[WP] You're a god, err... one of the best and most feared gods... Death. You can literally kill somebody with a tap... The problem? You just want a damn hug.

I am the being with which most never come to terms. My existence necessarily denotes grief and pain and suffering and dismay. My purpose is interlinked with human despair, barring only psychopaths and the most wretched. I am the hand that robbed you of your sons and daughters, the stray bullet that demolished your infant’s skull and the blade that will someday be at your windpipe. My sins encompass that of all humankind and then much more.

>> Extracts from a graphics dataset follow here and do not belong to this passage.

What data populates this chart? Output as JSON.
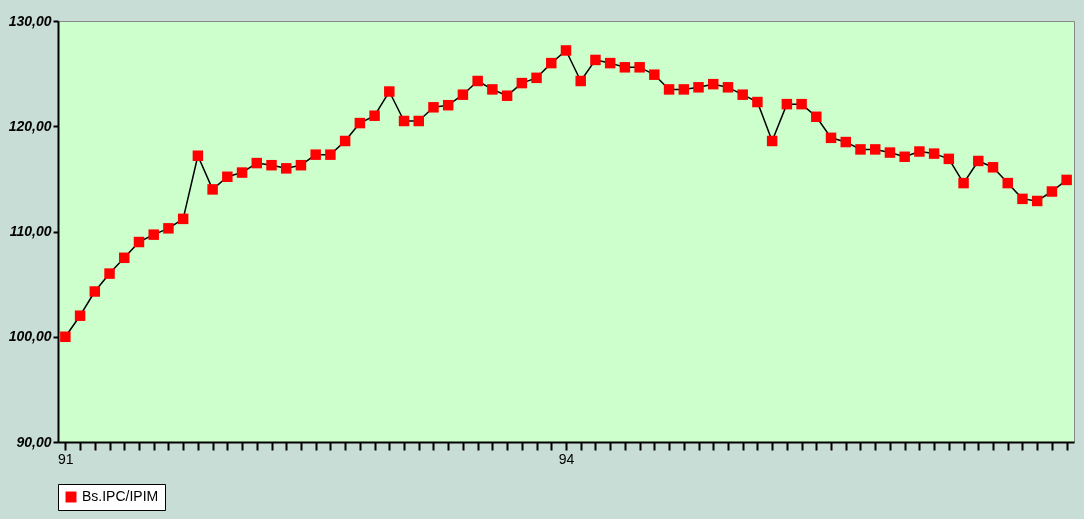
{
  "chart_data": {
    "type": "line",
    "categories": [
      "91",
      null,
      null,
      null,
      null,
      null,
      null,
      null,
      null,
      null,
      null,
      null,
      null,
      null,
      null,
      null,
      null,
      null,
      null,
      null,
      null,
      null,
      null,
      null,
      null,
      null,
      null,
      null,
      null,
      null,
      null,
      null,
      null,
      null,
      "94",
      null,
      null,
      null,
      null,
      null,
      null,
      null,
      null,
      null,
      null,
      null,
      null,
      null,
      null,
      null,
      null,
      null,
      null,
      null,
      null,
      null,
      null,
      null,
      null,
      null,
      null,
      null,
      null,
      null,
      null,
      null,
      null,
      null,
      null
    ],
    "series": [
      {
        "name": "Bs.IPC/IPIM",
        "color": "#ff0000",
        "values": [
          100.0,
          102.0,
          104.3,
          106.0,
          107.5,
          109.0,
          109.7,
          110.3,
          111.2,
          117.2,
          114.0,
          115.2,
          115.6,
          116.5,
          116.3,
          116.0,
          116.3,
          117.3,
          117.3,
          118.6,
          120.3,
          121.0,
          123.3,
          120.5,
          120.5,
          121.8,
          122.0,
          123.0,
          124.3,
          123.5,
          122.9,
          124.1,
          124.6,
          126.0,
          127.2,
          124.3,
          126.3,
          126.0,
          125.6,
          125.6,
          124.9,
          123.5,
          123.5,
          123.7,
          124.0,
          123.7,
          123.0,
          122.3,
          118.6,
          122.1,
          122.1,
          120.9,
          118.9,
          118.5,
          117.8,
          117.8,
          117.5,
          117.1,
          117.6,
          117.4,
          116.9,
          114.6,
          116.7,
          116.1,
          114.6,
          113.1,
          112.9,
          113.8,
          114.9
        ]
      }
    ],
    "ylim": [
      90,
      130
    ],
    "yticks": [
      {
        "value": 90,
        "label": "90,00"
      },
      {
        "value": 100,
        "label": "100,00"
      },
      {
        "value": 110,
        "label": "110,00"
      },
      {
        "value": 120,
        "label": "120,00"
      },
      {
        "value": 130,
        "label": "130,00"
      }
    ],
    "marker": "square",
    "line_style": "solid",
    "grid": false,
    "legend": "bottom"
  }
}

It used to be I was utterly convinced I’d be eternally exempt from comeuppance. I unwittingly believed my deeds were outside the scope of punishment and retribution would never be had. Millennia of stoically swinging my heavy scythe, sharpened to a razor’s edge, in range of men, women and children, all with hopes and dreams and fears and loved ones, had clouded my mind. Through disease, war, famine, brutality, natural disasters, agony and gruesomeness does the blood of all drip from my steady hand. I considered the blood-curdling screeches to be the inescapable fate of humans, and I never once questioned my own.

I sit here lonely. I am empty being. Comfort is some foreign idea I’ve only ever witnessed in the loved ones of those I take. I don’t know who created me and for what purpose, but I know that creature must surely be more cruel than I am to give me emotions — or perhaps ingenious. Maybe this creature knew I’d someday grow to envy the humans and continue killing them out of sheer miserable spite, satisfying its wishes. Maybe this is the comeuppance I was so slow to recognize and understand. My penance to humanity is the knowledge that I’ll never be able to dole out a fate as luckless as my own. I’m a loveless, hapless creator of tragedy and I’ve never known a warm embrace. Those who fear death should know that I achingly yearn for it.